FILE -- In this Friday, Nov. 20, 2015 file photo, Mali troopers assist a hostage to leave the Radisson Blu hotel to safety after gunmen attacked the hotel, in Bamako, Mali. The al-Qaida-claimed attack on a Mali hotel may have been partly aimed at asserting the global terror network’s relevance as it faces an unprecedented challenge from the Islamic State group for leadership of the global jihadi movement. While the two groups share similar goals they have been bitterly divided over strategy and leadership, and have come to blows in Syria. (AP Photo/Harouna Traore, File)

The Long War’s Bill Roggio and Thomas Joscelyn round up the latest on the group behind the 9/11 attacks:

In Afghanistan, al Qaeda remains closely allied with the Taliban and is participating in the Taliban-led insurgency’s advances throughout the country. Al Qaeda leader Ayman al Zawahiri has sworn allegiance to the Taliban’s new emir, Mullah Mansour, who publicly accepted Zawahiri’s oath of loyalty in August. Al Qaeda-affiliated fighters are playing a key role in the Taliban’s offensive, with the Taliban-al Qaeda axis overrunning approximately 40 of Afghanistan’s 398 districts this year alone. This is part of the reason that President Obama decided to leave a small contingent of American forces in Afghanistan past his term in office.

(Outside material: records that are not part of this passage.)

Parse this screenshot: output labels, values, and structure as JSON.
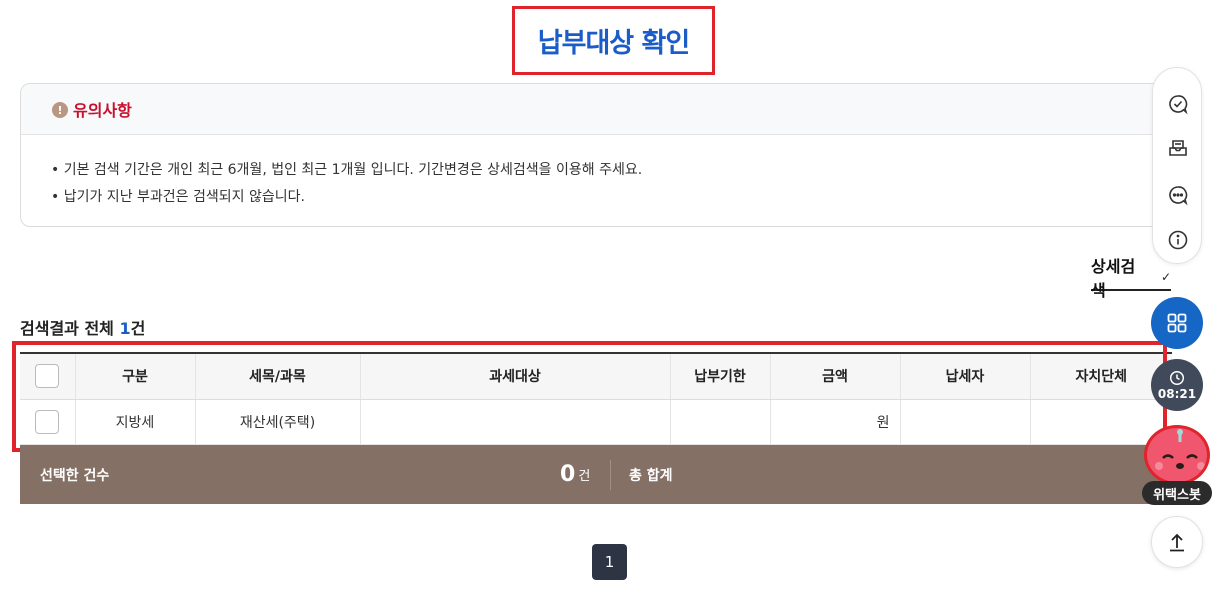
{
  "page": {
    "title": "납부대상 확인"
  },
  "notice": {
    "icon": "exclamation-icon",
    "icon_glyph": "!",
    "title": "유의사항",
    "lines": [
      "기본 검색 기간은 개인 최근 6개월, 법인 최근 1개월 입니다. 기간변경은 상세검색을 이용해 주세요.",
      "납기가 지난 부과건은 검색되지 않습니다."
    ]
  },
  "search": {
    "advanced_label": "상세검색",
    "chevron": "✓"
  },
  "result": {
    "prefix": "검색결과 전체",
    "count": "1",
    "unit": "건"
  },
  "table": {
    "headers": [
      "구분",
      "세목/과목",
      "과세대상",
      "납부기한",
      "금액",
      "납세자",
      "자치단체"
    ],
    "rows": [
      {
        "division": "지방세",
        "tax_item": "재산세(주택)",
        "target": "",
        "due": "",
        "amount": "원",
        "payer": "",
        "authority": ""
      }
    ]
  },
  "summary": {
    "selected_label": "선택한 건수",
    "selected_count": "0",
    "selected_unit": "건",
    "total_label": "총 합계"
  },
  "pagination": {
    "current": "1"
  },
  "side": {
    "timer": "08:21",
    "bot_label": "위택스봇"
  },
  "colors": {
    "accent": "#1a5cc8",
    "highlight": "#e0242b",
    "summary_bar": "#857066",
    "notice_title": "#c8102e"
  }
}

To give you a sense of what al Qaeda is really doing in Afghanistan, consider that U.S. forces led raids against two large training facilities in the country’s south in October. One of the camps was approximately 30 square miles in size. Gen. John F. Campbell, who oversees the war effort in Afghanistan, explained that the camp was run by al Qaeda in the Indian Subcontinent (AQIS) and is “probably the largest training camp-type facility that we have seen in 14 years of war.”

Think about that: U.S. officials just discovered what is probably the largest al Qaeda camp since 2001. Al Qaeda hasn’t been neutralized in Afghanistan. In fact, numerous al Qaeda leaders have relocated into the country.

In addition to Afghanistan, al Qaeda has expanded operations and cooperation with local terrorist and rebel outfits in Syria, Iraq, Yemen, Somalia, North and West Africa, and has “a guerrilla army totaling tens of thousands of fighters across a large geographic expanse.”

Keep all this in mind when you read or hear White House claims that al Qaeda has been “decimated” or is “on the run.” The fact is that AQ is in a stronger position most everywhere than it was on January 20, 2009. Or as Sultan Knish wrote a few days ago, “Obama doesn’t win wars. He lies about them.”